With 2.57 million subscribers and more than 800 million views, a YouTuber named Bloo is swiftly becoming one of the biggest gaming personalities in the biz.
But unlike his human peers, this blue-haired vlogger is a cartoonish AI-powered avatar — perhaps the clearest sign yet of AI’s deep and industry-shaking inroads into the world of entertainment and influencers.
In an interview with CNBC, Bloo’s creator, Dutch YouTuber and AI enthusiast Jordi van den Bussche, said that he decided to unleash his blue-haired avatar to lighten his own workload.
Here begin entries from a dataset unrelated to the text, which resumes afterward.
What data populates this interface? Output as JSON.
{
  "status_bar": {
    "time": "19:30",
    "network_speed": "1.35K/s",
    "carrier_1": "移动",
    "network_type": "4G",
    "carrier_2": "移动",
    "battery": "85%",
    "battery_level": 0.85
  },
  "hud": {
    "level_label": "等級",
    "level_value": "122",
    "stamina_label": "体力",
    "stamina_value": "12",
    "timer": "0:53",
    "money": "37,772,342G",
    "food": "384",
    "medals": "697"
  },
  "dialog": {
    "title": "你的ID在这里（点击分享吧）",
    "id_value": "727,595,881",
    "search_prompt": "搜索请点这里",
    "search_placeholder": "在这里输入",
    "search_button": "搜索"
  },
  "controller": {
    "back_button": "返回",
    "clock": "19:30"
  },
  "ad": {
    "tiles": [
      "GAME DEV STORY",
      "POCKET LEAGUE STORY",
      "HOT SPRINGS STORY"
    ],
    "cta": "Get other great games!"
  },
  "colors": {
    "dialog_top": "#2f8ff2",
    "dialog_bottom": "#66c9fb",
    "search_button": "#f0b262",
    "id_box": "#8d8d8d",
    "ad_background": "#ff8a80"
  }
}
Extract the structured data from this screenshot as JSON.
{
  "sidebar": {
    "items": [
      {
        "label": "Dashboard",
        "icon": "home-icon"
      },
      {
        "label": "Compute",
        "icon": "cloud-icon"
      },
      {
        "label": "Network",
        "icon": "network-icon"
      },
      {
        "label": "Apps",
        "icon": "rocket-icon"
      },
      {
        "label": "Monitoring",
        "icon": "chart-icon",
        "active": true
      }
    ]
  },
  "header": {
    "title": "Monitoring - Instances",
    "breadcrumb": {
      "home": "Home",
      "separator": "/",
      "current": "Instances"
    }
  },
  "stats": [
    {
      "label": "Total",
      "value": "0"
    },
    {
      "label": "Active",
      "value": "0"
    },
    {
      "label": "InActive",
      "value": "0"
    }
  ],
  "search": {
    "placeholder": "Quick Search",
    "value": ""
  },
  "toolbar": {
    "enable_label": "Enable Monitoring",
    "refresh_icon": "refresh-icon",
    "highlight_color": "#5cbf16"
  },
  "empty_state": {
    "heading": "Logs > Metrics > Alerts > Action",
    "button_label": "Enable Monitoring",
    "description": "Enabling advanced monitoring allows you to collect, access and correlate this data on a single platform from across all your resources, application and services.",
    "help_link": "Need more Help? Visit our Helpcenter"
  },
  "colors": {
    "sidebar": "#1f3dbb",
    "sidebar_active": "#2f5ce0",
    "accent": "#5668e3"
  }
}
A longtime gaming vlogger himself, van den Bussche — who is better known by his handle, Kwebbelkop — started to get burnt out as he racked up his 15 million-odd followers. As the 30-year-old content creator told the website Tubefilter a few years ago, he found a solution in 2021 with the then-burgeoning “VTuber” trend, in which humans do the voices and actions for virtual avatars.
“Turns out, the flaw in this equation is the human, so we need to somehow remove the human,” van den Bussche told CNBC in his more recent interview. “The only logical way was to replace the human with either a photorealistic person or a cartoon. The VTuber was the only option, and that’s where Bloo came from.”
In videos with names like “Weakest To STRONGEST SHARK EVER In GTA 5!” that feature Bloo attempting to become a ripped, anthropomorphic shark-chad in “Grand Theft Auto: 5,” the goofy-voiced avatar does what most gaming YouTubers do — that is, play games and prattle on about them. Instead of having to be camera-ready, however, van der Buscche can essentially hide behind the avatar, replicating his own work and dividing it between two “personalities.”
“I’ve always been in love with Lady Shark,” Bloo says in the video,” but she only wants to date strong animals.”
As dumb as that gambit may seem, it’s obviously working. That video alone has more than 11 million views, and as the content creator told CNBC, Bloo has already racked up more than seven figures in ad income with those sorts of clips. Not bad for a guy who looks like one of Mark Zuckerberg’s abandoned metaverse avatars and sounds like Max Goof from “A Goofy Movie.”

While Bloo is not fully autonomous just yet and is still “puppeteered” by van den Bussche and his team, everything else about the avatar’s channel, from voice-dubbing into other languages to video thumbnails, is AI-generated. Kwebbelkop listed off OpenAI’s ChatGPT, Google’s Gemini, and Anthropic’s Claude as the software he uses for Bloo.
Despite testing out fully-automated Bloo videos, van den Bussche said that the technology just isn’t there yet — but once it is, he’ll be all-in.
“When AI can do it better, faster or cheaper than humans,” he said, “that’s when we’ll start using it permanently.”